It's certainly "prettier" than Trello, but I'm not sure how functional it would actual be in a real world scenario. There's no functional benefit as far as I can see to putting things in fancy-looking circles, and (I'm imagining) the usability of that interface is severely diminished as you start to get a large number of items in any particular category.
A great example of how great UI doesn't necessarily equate to great UX, in my opinion.
Bingo. The whole point of Trello is to mock up some manual end-to-end process. The natural state of this is columns that consist of "Backlog, TODO, Doing, Done". More advanced versions of this look something like, "Vetting, Grooming, Backlog, TODO, Doing, Done".
The circles kind of kill the whole point of a taskboard, IMO.
I also usually insert a "Paused" between TODO and Doing in case a "Doing" task stalls out. Rather than putting it back into TODO, I use Paused to indicate that once the issue that's causing it to stall is remedied, it's at the absolute top of the priority queue to get worked on.
The circles actually seems to reduce value because there is no intuitive order to each group. In some (many?) use cases for Trello, priority is important.
One thing that the circle metaphor does add is nested groups, which I can see being important for a different set of use cases.
Video wouldn't load for me, but I gather that priority is indicated by the size of the circle?
That said, I tend to agree. Trello works at least in part because it's immediately intuitive to anyone who's ever made a "to-do" list or used cards-on-a-whiteboard to manage a project.
The Droplist approach is a cool idea though, and for some things it might be better.
> I played with it a bit and unless I missed something, the size of the circle is only related to how many other circles are inside it.
This is true - the group (used to categorize task circles) grows to fit the content. We did play with allowing task circles to be resized to show priority/effort, etc, but couldn't get it to work well. We may revisit it, though.
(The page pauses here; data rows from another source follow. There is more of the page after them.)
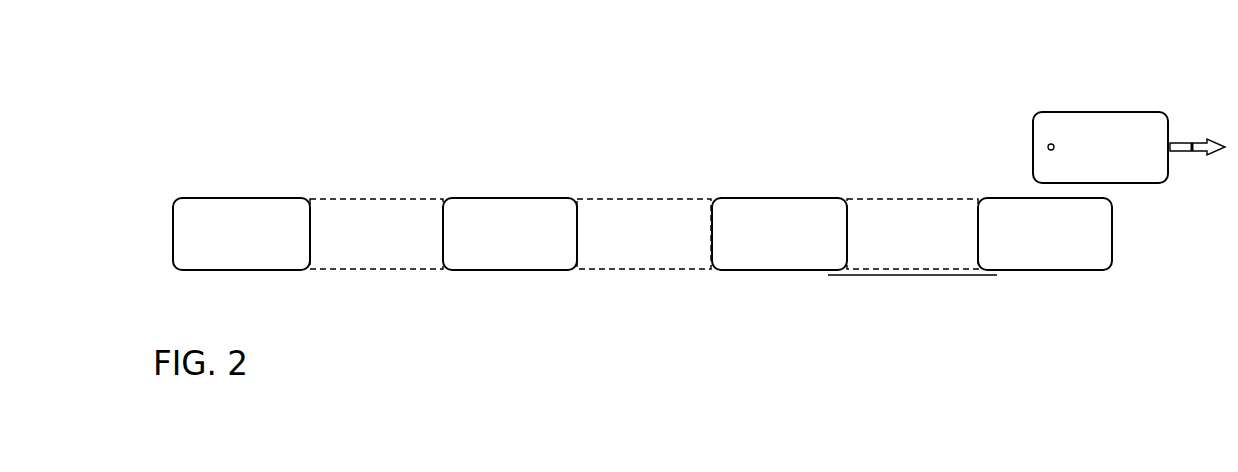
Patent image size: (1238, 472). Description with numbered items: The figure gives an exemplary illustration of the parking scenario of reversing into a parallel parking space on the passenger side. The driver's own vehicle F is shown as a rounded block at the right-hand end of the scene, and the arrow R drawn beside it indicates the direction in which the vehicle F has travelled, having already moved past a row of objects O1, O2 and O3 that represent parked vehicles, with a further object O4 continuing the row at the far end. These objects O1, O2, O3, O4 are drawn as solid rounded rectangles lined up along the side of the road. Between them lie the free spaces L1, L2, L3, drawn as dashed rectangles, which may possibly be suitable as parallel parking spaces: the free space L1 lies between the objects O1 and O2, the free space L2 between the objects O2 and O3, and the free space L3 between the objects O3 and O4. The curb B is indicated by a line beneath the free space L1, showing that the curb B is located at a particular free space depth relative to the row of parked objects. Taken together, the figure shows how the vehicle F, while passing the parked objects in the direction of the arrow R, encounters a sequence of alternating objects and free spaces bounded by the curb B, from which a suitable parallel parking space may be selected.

The driver's own vehicle F is at (1116, 112).
The arrow indicating direction of travel R is at (1193, 150).
The curb B is at (952, 275).
The object O1 is at (1045, 234).
The object O2 is at (779, 234).
The object O3 is at (510, 234).
The object O4 is at (241, 234).
The free space L1 is at (912, 234).
The free space L2 is at (644, 234).
The free space L3 is at (376, 234).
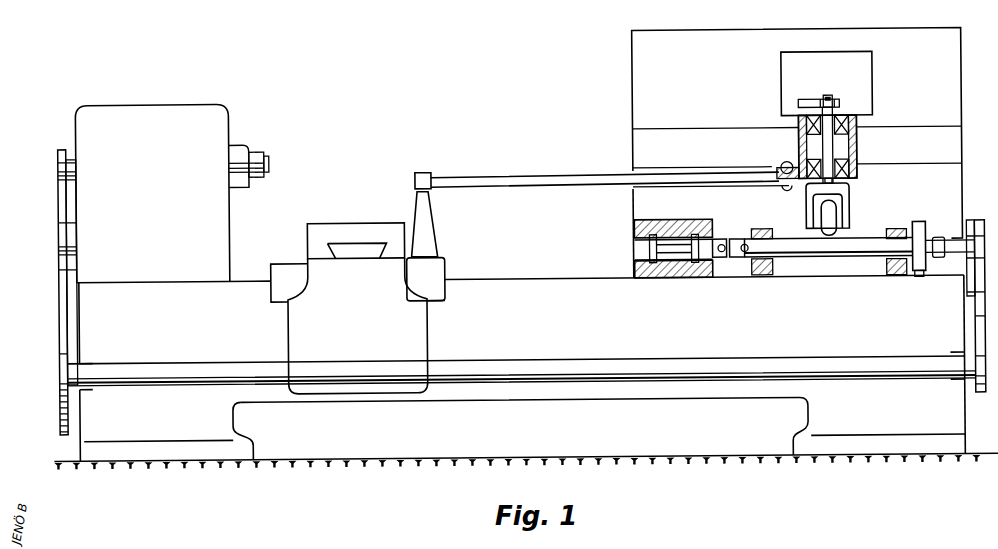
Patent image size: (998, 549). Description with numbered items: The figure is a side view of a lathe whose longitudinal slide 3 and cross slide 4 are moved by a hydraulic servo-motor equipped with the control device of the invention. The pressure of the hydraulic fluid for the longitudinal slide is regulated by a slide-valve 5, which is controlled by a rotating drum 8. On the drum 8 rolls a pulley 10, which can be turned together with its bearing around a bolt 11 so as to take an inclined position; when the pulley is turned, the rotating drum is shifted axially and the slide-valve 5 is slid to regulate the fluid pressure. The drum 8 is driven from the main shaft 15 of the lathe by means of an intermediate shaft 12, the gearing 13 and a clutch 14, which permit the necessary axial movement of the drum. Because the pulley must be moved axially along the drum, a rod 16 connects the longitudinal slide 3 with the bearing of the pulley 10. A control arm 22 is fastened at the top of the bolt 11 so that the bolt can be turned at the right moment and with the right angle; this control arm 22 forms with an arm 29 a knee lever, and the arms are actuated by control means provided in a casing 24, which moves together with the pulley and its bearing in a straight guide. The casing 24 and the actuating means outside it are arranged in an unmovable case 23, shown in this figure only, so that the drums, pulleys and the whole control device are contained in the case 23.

The longitudinal slide 3 is at (359, 377).
The cross slide 4 is at (352, 236).
The slide-valve 5 is at (677, 271).
The rotating drum 8 is at (837, 253).
The pulley 10 is at (830, 210).
The bolt 11 is at (835, 155).
The intermediate shaft 12 is at (670, 371).
The gearing 13 is at (65, 329).
The clutch 14 is at (920, 273).
The main shaft 15 is at (268, 161).
The rod 16 is at (472, 177).
The control arm 22 is at (840, 105).
The case 23 is at (634, 89).
The casing 24 is at (875, 61).
The arm 29 is at (808, 103).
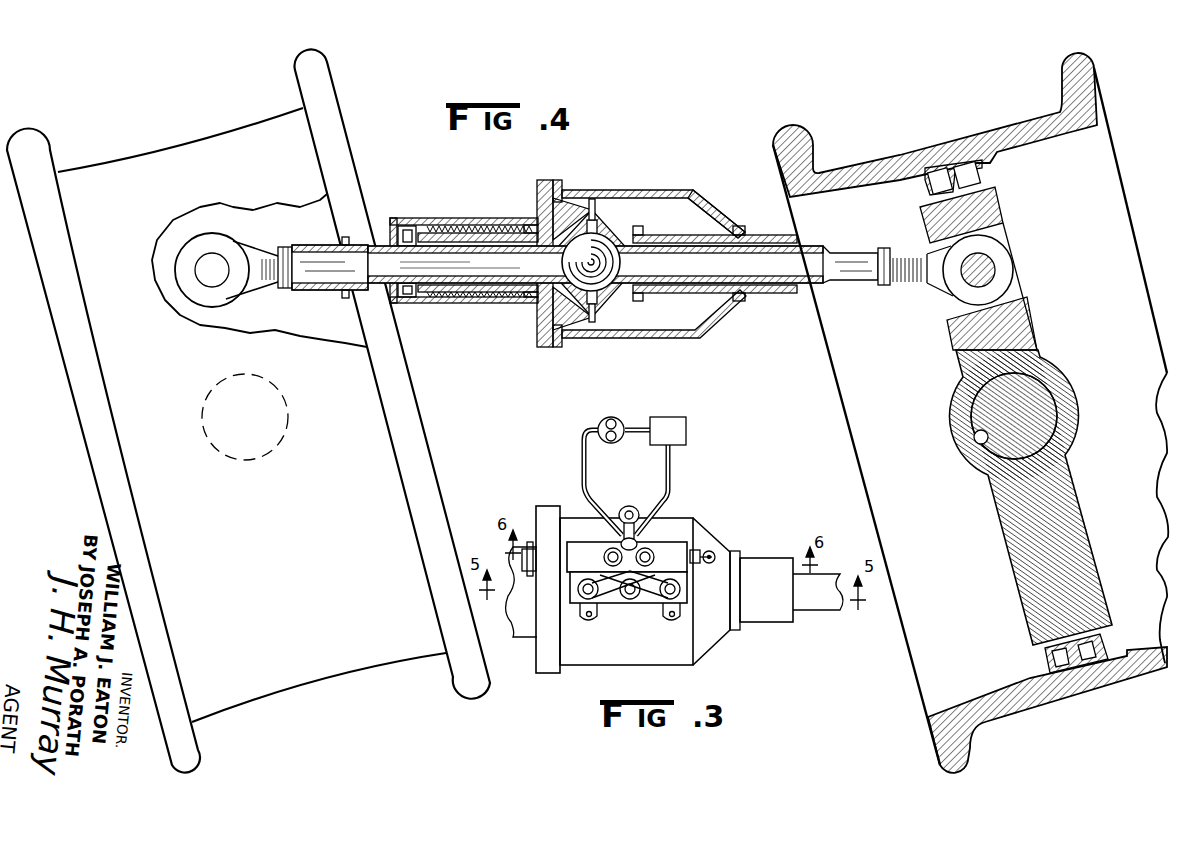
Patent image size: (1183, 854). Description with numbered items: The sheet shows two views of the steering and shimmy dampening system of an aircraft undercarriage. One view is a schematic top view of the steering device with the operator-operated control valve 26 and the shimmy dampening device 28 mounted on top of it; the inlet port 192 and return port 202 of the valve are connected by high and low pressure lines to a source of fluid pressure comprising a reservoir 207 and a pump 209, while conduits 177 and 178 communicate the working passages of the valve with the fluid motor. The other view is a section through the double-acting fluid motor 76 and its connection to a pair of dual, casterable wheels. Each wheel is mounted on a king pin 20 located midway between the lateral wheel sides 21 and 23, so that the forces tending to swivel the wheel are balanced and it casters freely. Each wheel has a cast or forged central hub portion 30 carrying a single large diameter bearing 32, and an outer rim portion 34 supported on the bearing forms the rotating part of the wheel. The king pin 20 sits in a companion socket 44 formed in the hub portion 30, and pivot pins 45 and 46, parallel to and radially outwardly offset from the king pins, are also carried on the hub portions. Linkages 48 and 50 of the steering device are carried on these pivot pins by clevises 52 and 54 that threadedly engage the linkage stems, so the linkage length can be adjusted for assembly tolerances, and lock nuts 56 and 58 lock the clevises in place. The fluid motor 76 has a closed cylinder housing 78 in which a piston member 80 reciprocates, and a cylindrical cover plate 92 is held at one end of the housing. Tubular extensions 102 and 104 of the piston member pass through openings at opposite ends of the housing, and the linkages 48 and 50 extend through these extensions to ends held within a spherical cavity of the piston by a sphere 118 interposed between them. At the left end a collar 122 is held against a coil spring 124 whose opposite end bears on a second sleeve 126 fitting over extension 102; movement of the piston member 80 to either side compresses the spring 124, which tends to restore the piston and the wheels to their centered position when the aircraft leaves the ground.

In FIG. 4, the king pin 20 is at (1043, 405).
In FIG. 4, the lateral wheel side 21 is at (838, 385).
In FIG. 4, the lateral wheel side 23 is at (1140, 247).
In FIG. 3, the operator-operated control valve 26 is at (585, 548).
In FIG. 3, the shimmy dampening device 28 is at (648, 598).
In FIG. 4, the central hub portion 30 is at (1073, 519).
In FIG. 4, the bearing 32 is at (985, 172).
In FIG. 4, the outer rim portion 34 is at (987, 131).
In FIG. 4, the socket 44 is at (986, 437).
In FIG. 4, the pivot pin 45 is at (203, 268).
In FIG. 4, the pivot pin 46 is at (983, 272).
In FIG. 4, the linkage 48 is at (357, 255).
In FIG. 4, the linkage 50 is at (830, 257).
In FIG. 4, the clevis 52 is at (226, 290).
In FIG. 4, the clevis 54 is at (955, 287).
In FIG. 4, the lock nut 56 is at (284, 244).
In FIG. 4, the lock nut 58 is at (887, 287).
In FIG. 4, the double-acting fluid motor 76 is at (713, 325).
In FIG. 3, the double-acting fluid motor 76 is at (703, 643).
In FIG. 4, the cylinder housing 78 is at (710, 210).
In FIG. 4, the piston member 80 is at (618, 300).
In FIG. 4, the cylindrical cover plate 92 is at (513, 302).
In FIG. 4, the tubular extension 102 is at (478, 300).
In FIG. 4, the tubular extension 104 is at (775, 297).
In FIG. 4, the sphere 118 is at (633, 231).
In FIG. 4, the collar 122 is at (410, 228).
In FIG. 4, the coil spring 124 is at (430, 303).
In FIG. 4, the second sleeve 126 is at (462, 226).
In FIG. 3, the conduit 177 is at (610, 582).
In FIG. 3, the conduit 178 is at (687, 573).
In FIG. 3, the inlet port 192 is at (637, 540).
In FIG. 3, the return port 202 is at (627, 506).
In FIG. 3, the reservoir 207 is at (686, 440).
In FIG. 3, the pump 209 is at (620, 418).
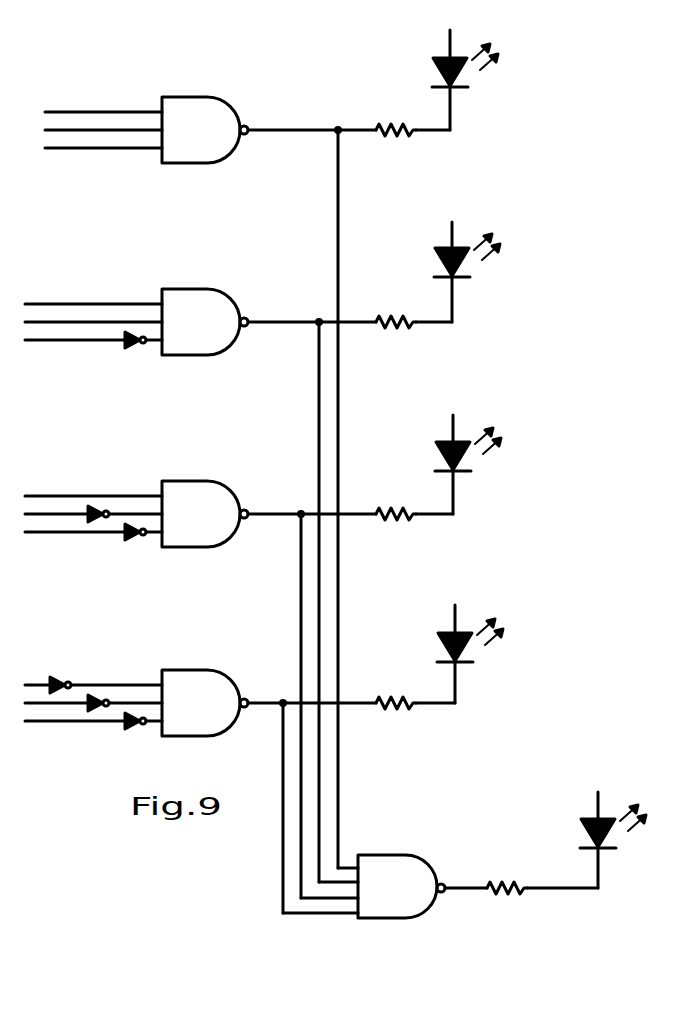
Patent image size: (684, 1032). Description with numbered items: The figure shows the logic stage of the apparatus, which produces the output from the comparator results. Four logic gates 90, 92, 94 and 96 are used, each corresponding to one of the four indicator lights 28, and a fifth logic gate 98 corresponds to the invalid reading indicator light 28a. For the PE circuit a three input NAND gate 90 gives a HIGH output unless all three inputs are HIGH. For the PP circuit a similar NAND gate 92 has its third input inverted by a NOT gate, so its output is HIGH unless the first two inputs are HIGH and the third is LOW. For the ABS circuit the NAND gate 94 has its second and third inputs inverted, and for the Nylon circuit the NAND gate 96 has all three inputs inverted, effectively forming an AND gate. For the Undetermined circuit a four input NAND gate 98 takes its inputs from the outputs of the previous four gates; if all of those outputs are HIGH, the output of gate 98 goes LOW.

The three input NAND gate 90 is at (195, 117).
The three input NAND gate 92 is at (204, 312).
The three input NAND gate 94 is at (204, 503).
The three input NAND gate 96 is at (212, 685).
The four input NAND gate 98 is at (398, 880).
The indicator light 28 is at (463, 80).
The invalid reading indicator light 28a is at (604, 818).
Sort of. You can rearrange the task circles, but they float into a somewhat arranged layout. In practice this means that the order is not immediately obvious.
I haven't decided if I agree with you. I was able to convert 2 Trello boards to it in under 10 min (smaller boards). Pretty much the circles equated to the columns the way I was using in Trello (todo, waiting on, in process, done) however I liked the idea that I could break out todo into multiple circles based on the channels the tasks came through. I then was able to color code all the circles for easy visibility. I am not saying I am by any means a convert from Trello at this point, but the fact I could get all this up in a rather quick manner and have a quick visual representation to look at quickly was nice and gives me enough faith to test it out for a week or two.
Note: Trello has this color representation also with editable labels, of course. For some reason I dig the circles though.
A great example of how great UI doesn't necessarily equate to great UX, in my opinion.